Organization strengthens Native dads' spirits
MESA, Ariz. - Albert Pooley considers himself to be a pretty good dad. Which is probably a good thing, since, as president and founder of the Native American Fatherhood & Families Association, his goal is to inspire more Indian fathers to step up to become positive influences in their families' lives.
Having raised six children and now nine grandchildren, Pooley, along with his wife of almost 40 years, Julia, has had plenty of experience changing diapers, getting kids off to school and offering advice on dating. But the work he does now focuses much less on the nitty-gritty details of parenting and more on strengthening the spirits of dads who, he said, are too often blamed as the root cause of all their families' problems.
''Most family service offerings on reservations are focused on women and children, and have left the father out of the whole equation of the family,'' said Pooley, who's of Navajo and Hopi descent. ''Which is sort of backwards, since I believe fathers are a very important solution to the problems families face.''
In this interview with Indian Country Today, Pooley explained the growth of his nationally-recognized ''Fatherhood is Sacred'' program.
Indian Country Today: How did you come up with the idea for the Native American Fatherhood & Families Association?
Albert Pooley: Around 2001, I was asked to help to start a program for fathers on the Salt River Indian Reservation of Scottsdale, Ariz. I did that on a contract with the tribe, and basically what happened, they gave me some material on fatherhood. And I started teaching that for several months, and it was going OK.
After several months of this, I asked one of the fathers who was attending regularly what he felt about it, and he said, ''Well, it's OK, but it's like any other social service program.'' That kind of hit me pretty hard because I didn't want it to be like any other social service program. I wanted a program that really captured the men's attention and really helped them understand their importance of their roles as fathers. So, I started to develop my own curriculum.
ICT: And that's how the ''Fatherhood is Sacred'' program began?
Pooley: Yes, I started with it at that tribe and then started working with more and more tribes - we've now worked with about 20. The actual association was founded around the beginning of 2003. Our goal is to get fathers involved in the lives of their families in responsible ways.
The unfortunate thing is that a lot of professionals just don't know how to engage fathers. Most programs that serve men are very punitive in nature. Fathers are often told how dysfunctional they are, how bad they are, how sick they are - even in a program like Alcoholics Anonymous, one of the better programs that serves men and women.
ICT: How is your program different?
Pooley: We thought it was important to focus exclusively on Native Americans. I've been in the social services field since 1971, so I decided to use all my experience as an educator, a Native American, a father and a husband to form the basis of the curriculum. When a man walks through our doors, he's one thing and one thing only: a father. ... We make a special effort to make these men feel welcome, wanted and needed in our program.
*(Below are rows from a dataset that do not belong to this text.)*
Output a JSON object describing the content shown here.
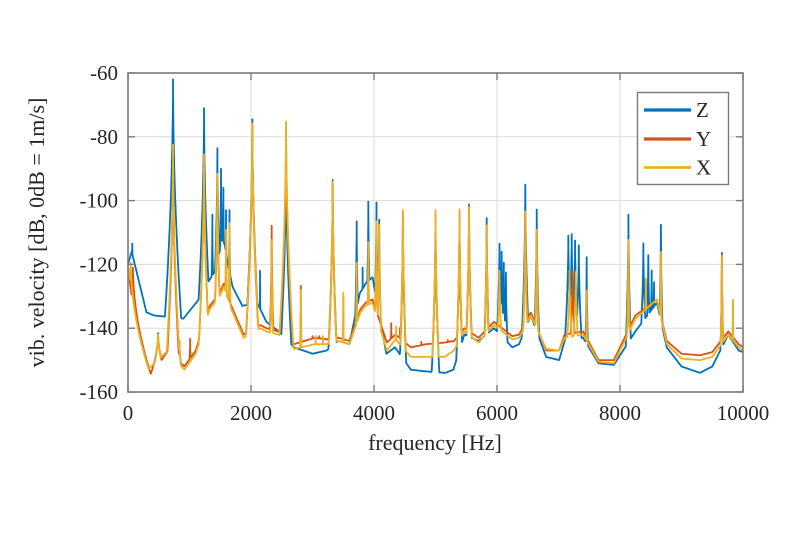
{
  "figure": {
    "background": "#ffffff",
    "frame_color": "#7b7b7b",
    "grid_color": "#dcdcdc"
  },
  "chart_data": {
    "type": "line",
    "title": "",
    "xlabel": "frequency [Hz]",
    "ylabel": "vib. velocity [dB, 0dB = 1m/s]",
    "xlim": [
      0,
      10000
    ],
    "ylim": [
      -160,
      -60
    ],
    "xticks": [
      0,
      2000,
      4000,
      6000,
      8000,
      10000
    ],
    "yticks": [
      -60,
      -80,
      -100,
      -120,
      -140,
      -160
    ],
    "grid": true,
    "legend_position": "top-right",
    "legend_labels": [
      "Z",
      "Y",
      "X"
    ],
    "peak_format": "[frequency_hz, peak_level_db, optional_width_scale]",
    "baseline_format": "[frequency_hz, level_db] piecewise-linear valley floor",
    "series": [
      {
        "name": "Z",
        "color": "#0072BD",
        "peaks": [
          [
            70,
            -113.5,
            6
          ],
          [
            732,
            -62
          ],
          [
            1236,
            -71
          ],
          [
            1372,
            -104.4
          ],
          [
            1453,
            -83.6
          ],
          [
            1513,
            -90
          ],
          [
            1551,
            -96
          ],
          [
            1594,
            -103
          ],
          [
            1650,
            -103
          ],
          [
            2022,
            -74.5
          ],
          [
            2147,
            -122
          ],
          [
            2336,
            -112.5
          ],
          [
            2570,
            -86
          ],
          [
            3328,
            -93.5
          ],
          [
            3718,
            -106.5
          ],
          [
            3815,
            -121
          ],
          [
            3908,
            -100.3
          ],
          [
            4040,
            -100.6
          ],
          [
            4085,
            -106
          ],
          [
            4470,
            -104.5
          ],
          [
            5000,
            -104
          ],
          [
            5390,
            -104
          ],
          [
            5545,
            -101.2
          ],
          [
            5832,
            -105.5
          ],
          [
            6040,
            -113.5,
            2
          ],
          [
            6075,
            -116,
            2
          ],
          [
            6110,
            -119.5,
            2
          ],
          [
            6145,
            -122.5,
            2
          ],
          [
            6460,
            -95
          ],
          [
            6646,
            -102.8
          ],
          [
            7160,
            -111,
            2
          ],
          [
            7215,
            -110.5,
            2
          ],
          [
            7270,
            -112.5,
            2
          ],
          [
            7330,
            -114,
            2
          ],
          [
            7458,
            -117.7
          ],
          [
            8137,
            -104.4
          ],
          [
            8380,
            -113.4,
            2
          ],
          [
            8460,
            -117.1,
            2
          ],
          [
            8515,
            -121.9,
            2
          ],
          [
            8553,
            -125.6,
            2
          ],
          [
            8665,
            -107.6
          ],
          [
            9657,
            -116.4
          ]
        ],
        "baseline": [
          [
            0,
            -120
          ],
          [
            60,
            -116
          ],
          [
            300,
            -135
          ],
          [
            420,
            -136
          ],
          [
            900,
            -137
          ],
          [
            1150,
            -131
          ],
          [
            1320,
            -125
          ],
          [
            1420,
            -122
          ],
          [
            1490,
            -116
          ],
          [
            1535,
            -112
          ],
          [
            1575,
            -114
          ],
          [
            1625,
            -120
          ],
          [
            1700,
            -127
          ],
          [
            1860,
            -133
          ],
          [
            2100,
            -132
          ],
          [
            2250,
            -138
          ],
          [
            2450,
            -141
          ],
          [
            2700,
            -146
          ],
          [
            3000,
            -148
          ],
          [
            3230,
            -147
          ],
          [
            3420,
            -144
          ],
          [
            3600,
            -145
          ],
          [
            3770,
            -129
          ],
          [
            3865,
            -126
          ],
          [
            3975,
            -124
          ],
          [
            4200,
            -148
          ],
          [
            4340,
            -146
          ],
          [
            4600,
            -153
          ],
          [
            4820,
            -153.5
          ],
          [
            5160,
            -154
          ],
          [
            5290,
            -153
          ],
          [
            5470,
            -142
          ],
          [
            5700,
            -144
          ],
          [
            5950,
            -140
          ],
          [
            6250,
            -146
          ],
          [
            6360,
            -145
          ],
          [
            6550,
            -136
          ],
          [
            6800,
            -149
          ],
          [
            7010,
            -150
          ],
          [
            7100,
            -144
          ],
          [
            7400,
            -143
          ],
          [
            7650,
            -151
          ],
          [
            7900,
            -151.5
          ],
          [
            8250,
            -141
          ],
          [
            8600,
            -132
          ],
          [
            8760,
            -146
          ],
          [
            9000,
            -152
          ],
          [
            9300,
            -154
          ],
          [
            9500,
            -152
          ],
          [
            9760,
            -142
          ],
          [
            9930,
            -147
          ],
          [
            10000,
            -147.5
          ]
        ]
      },
      {
        "name": "Y",
        "color": "#D95319",
        "peaks": [
          [
            80,
            -121,
            10
          ],
          [
            490,
            -141.5,
            25
          ],
          [
            732,
            -86
          ],
          [
            836,
            -144,
            15
          ],
          [
            1010,
            -143.3,
            6
          ],
          [
            1236,
            -86
          ],
          [
            1453,
            -93
          ],
          [
            1594,
            -110
          ],
          [
            2022,
            -77
          ],
          [
            2336,
            -107.9
          ],
          [
            2570,
            -77
          ],
          [
            2810,
            -126.7
          ],
          [
            3000,
            -142.5,
            7
          ],
          [
            3110,
            -142.5,
            7
          ],
          [
            3328,
            -95
          ],
          [
            3501,
            -130
          ],
          [
            3718,
            -120
          ],
          [
            3908,
            -114
          ],
          [
            3978,
            -137,
            6
          ],
          [
            4040,
            -107
          ],
          [
            4280,
            -138.4,
            7
          ],
          [
            4420,
            -140,
            7
          ],
          [
            4470,
            -104
          ],
          [
            4771,
            -144.3,
            8
          ],
          [
            5000,
            -104
          ],
          [
            5200,
            -143.7,
            8
          ],
          [
            5390,
            -104
          ],
          [
            5545,
            -101.6
          ],
          [
            5832,
            -107.8
          ],
          [
            6300,
            -143.5,
            8
          ],
          [
            6460,
            -104
          ],
          [
            6646,
            -110
          ],
          [
            7230,
            -122,
            3
          ],
          [
            7458,
            -128
          ],
          [
            8137,
            -113
          ],
          [
            8420,
            -125,
            2
          ],
          [
            8665,
            -117.3
          ],
          [
            9657,
            -117
          ],
          [
            9836,
            -131.5
          ]
        ],
        "baseline": [
          [
            0,
            -121
          ],
          [
            250,
            -158.5
          ],
          [
            650,
            -147
          ],
          [
            917,
            -152
          ],
          [
            1100,
            -147
          ],
          [
            1330,
            -133
          ],
          [
            1490,
            -129
          ],
          [
            1560,
            -126
          ],
          [
            1680,
            -133
          ],
          [
            1880,
            -142
          ],
          [
            2150,
            -139
          ],
          [
            2250,
            -140
          ],
          [
            2450,
            -141
          ],
          [
            2700,
            -145
          ],
          [
            3040,
            -143
          ],
          [
            3230,
            -143.5
          ],
          [
            3420,
            -143
          ],
          [
            3600,
            -144
          ],
          [
            3780,
            -134
          ],
          [
            3865,
            -132
          ],
          [
            3975,
            -131
          ],
          [
            4210,
            -144.5
          ],
          [
            4350,
            -142
          ],
          [
            4600,
            -146
          ],
          [
            4850,
            -145
          ],
          [
            5150,
            -144.5
          ],
          [
            5300,
            -144
          ],
          [
            5470,
            -140
          ],
          [
            5700,
            -143
          ],
          [
            5950,
            -138
          ],
          [
            6250,
            -142.5
          ],
          [
            6360,
            -142
          ],
          [
            6550,
            -135
          ],
          [
            6800,
            -147
          ],
          [
            7010,
            -147
          ],
          [
            7100,
            -142
          ],
          [
            7400,
            -141
          ],
          [
            7650,
            -150
          ],
          [
            7900,
            -150
          ],
          [
            8250,
            -136
          ],
          [
            8600,
            -131
          ],
          [
            8760,
            -144
          ],
          [
            9000,
            -148
          ],
          [
            9300,
            -148.5
          ],
          [
            9500,
            -147.5
          ],
          [
            9760,
            -141
          ],
          [
            9930,
            -145
          ],
          [
            10000,
            -146
          ]
        ]
      },
      {
        "name": "X",
        "color": "#EDB120",
        "peaks": [
          [
            45,
            -119.5,
            10
          ],
          [
            490,
            -142,
            25
          ],
          [
            732,
            -82.5
          ],
          [
            836,
            -144.5,
            15
          ],
          [
            1236,
            -85.5
          ],
          [
            1453,
            -91.6
          ],
          [
            1594,
            -109.2
          ],
          [
            1650,
            -107
          ],
          [
            2022,
            -75.8
          ],
          [
            2336,
            -112.4
          ],
          [
            2570,
            -75.2
          ],
          [
            2810,
            -128
          ],
          [
            3050,
            -142.5,
            6
          ],
          [
            3170,
            -142.5,
            6
          ],
          [
            3328,
            -94
          ],
          [
            3501,
            -128.8
          ],
          [
            3718,
            -119.5
          ],
          [
            3908,
            -113
          ],
          [
            4040,
            -106.5
          ],
          [
            4085,
            -107.5
          ],
          [
            4360,
            -139.5,
            6
          ],
          [
            4470,
            -103
          ],
          [
            5000,
            -103
          ],
          [
            5390,
            -102.8
          ],
          [
            5545,
            -102
          ],
          [
            5832,
            -107.8
          ],
          [
            6040,
            -122,
            3
          ],
          [
            6460,
            -103.4
          ],
          [
            6646,
            -109.2
          ],
          [
            7180,
            -121.9,
            3
          ],
          [
            7280,
            -122.3,
            3
          ],
          [
            7458,
            -128.3
          ],
          [
            8137,
            -112.3
          ],
          [
            8420,
            -124.3,
            3
          ],
          [
            8665,
            -116.1
          ],
          [
            9657,
            -117.3
          ],
          [
            9836,
            -131.1
          ]
        ],
        "baseline": [
          [
            0,
            -120
          ],
          [
            240,
            -154.5
          ],
          [
            650,
            -147
          ],
          [
            917,
            -153
          ],
          [
            1100,
            -148
          ],
          [
            1330,
            -134
          ],
          [
            1490,
            -130
          ],
          [
            1560,
            -127
          ],
          [
            1680,
            -134
          ],
          [
            1880,
            -143
          ],
          [
            2150,
            -140
          ],
          [
            2250,
            -141
          ],
          [
            2450,
            -142
          ],
          [
            2700,
            -146.5
          ],
          [
            3040,
            -145
          ],
          [
            3230,
            -145
          ],
          [
            3420,
            -144
          ],
          [
            3600,
            -145
          ],
          [
            3780,
            -135
          ],
          [
            3865,
            -133
          ],
          [
            3975,
            -132
          ],
          [
            4210,
            -147
          ],
          [
            4350,
            -143.5
          ],
          [
            4600,
            -149
          ],
          [
            4850,
            -149
          ],
          [
            5150,
            -149
          ],
          [
            5300,
            -147
          ],
          [
            5470,
            -141
          ],
          [
            5700,
            -144.5
          ],
          [
            5950,
            -139
          ],
          [
            6250,
            -143.5
          ],
          [
            6360,
            -143
          ],
          [
            6550,
            -136
          ],
          [
            6800,
            -146.5
          ],
          [
            7010,
            -147
          ],
          [
            7100,
            -143
          ],
          [
            7400,
            -142
          ],
          [
            7650,
            -150.5
          ],
          [
            7900,
            -151
          ],
          [
            8250,
            -137
          ],
          [
            8600,
            -131
          ],
          [
            8760,
            -145
          ],
          [
            9000,
            -149.5
          ],
          [
            9300,
            -150
          ],
          [
            9500,
            -149
          ],
          [
            9760,
            -142
          ],
          [
            9930,
            -146
          ],
          [
            10000,
            -147
          ]
        ]
      }
    ]
  }
}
We don't try to make the dads feel guilty; we want them to be proud of what they are.
ICT: When you work with an individual father, what takes place?
Pooley: It's really a didactic process, like a classroom setting. ... This is not a parenting class, and this is not an alcoholism class. We want all the fathers to be going in the same direction, and that brings unity. We set out to define the purpose of life. We say the purpose of life is to have happy and safe families.
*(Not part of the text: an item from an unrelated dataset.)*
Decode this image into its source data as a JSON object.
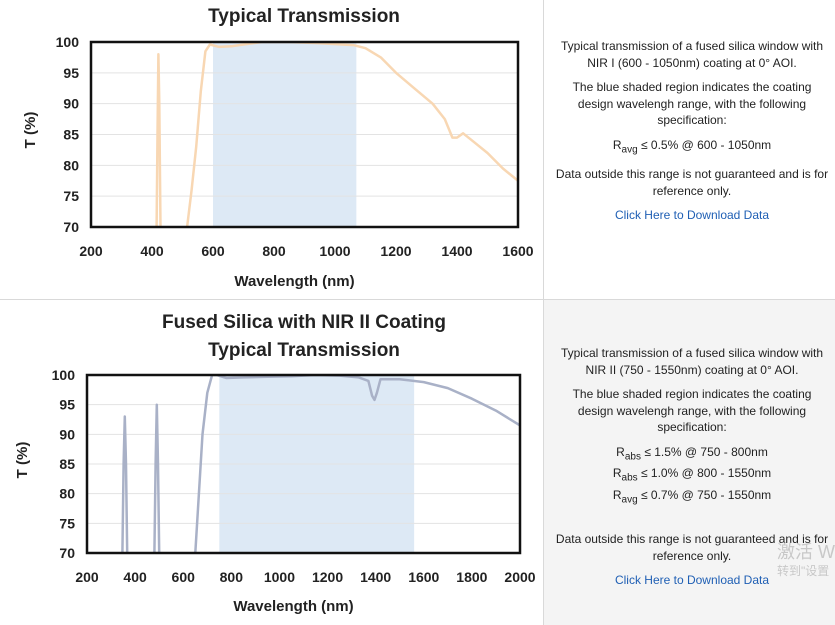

We say fatherhood is leadership - the most important kind of leadership. He's not the boss; he's not the ruler. We want men to understand that. If father is a leader, it's his responsibility to bring happiness and safety to his family. We also work on building fathers' moral character and integrity by helping them learn to keep their promises and be dependable. ... When you teach fathers principles, they are able to govern themselves. We really try to enhance their levels of thinking. And you know what? The men love it.
ICT: Do you work mainly with tribes in Arizona?
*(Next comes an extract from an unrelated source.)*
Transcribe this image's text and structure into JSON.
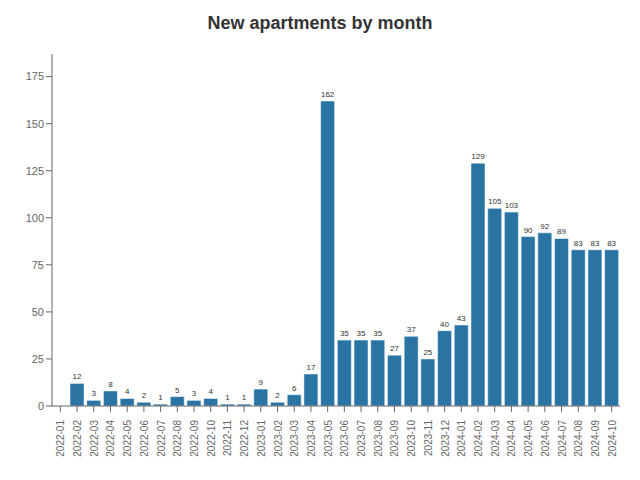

Pooley: We work with tribes in Arizona and quite a few tribes of the Dakotas and Nebraska - probably about 3,000 individual fathers to date. We really haven't gone out and told a lot of people, nor have we marketed like we should have. We first wanted to see that it works.
ICT: How do you measure success?
Pooley: For me, the best measure is when a father tells me he feels empowered to be a strong presence in his family, but we are also working toward becoming a best practice program. We do have a structured curriculum. The IHS out of Phoenix has identified us as one of their ''best of promise'' programs. We are also working with the Native American Center of Excellence Consortium out of Washington state to help us look at how we can better measure our impact.
A lot of the programs that are serving Native Americans today, particularly in the social services, are not really measured. We have a lot of money put into these programs - but are they really effective? In our program, we can begin to start measuring the impact on one individual at a time, looking at things like recidivism, education, employment, things like that.
Our main questions: Are men becoming more responsible fathers? Are they becoming more responsible husbands? Are they becoming more responsible to their communities?
ICT: What does Father's Day mean to you?
Pooley: It has a lot of meaning. I look back on my own father and think about all of what he did for his kids. My dad was only 5 foot, 5 inches tall, he was a Hopi Indian - he had a lot of courage. When times got tough, I had to stand on my dad's shoulders. Because that's what he gave me.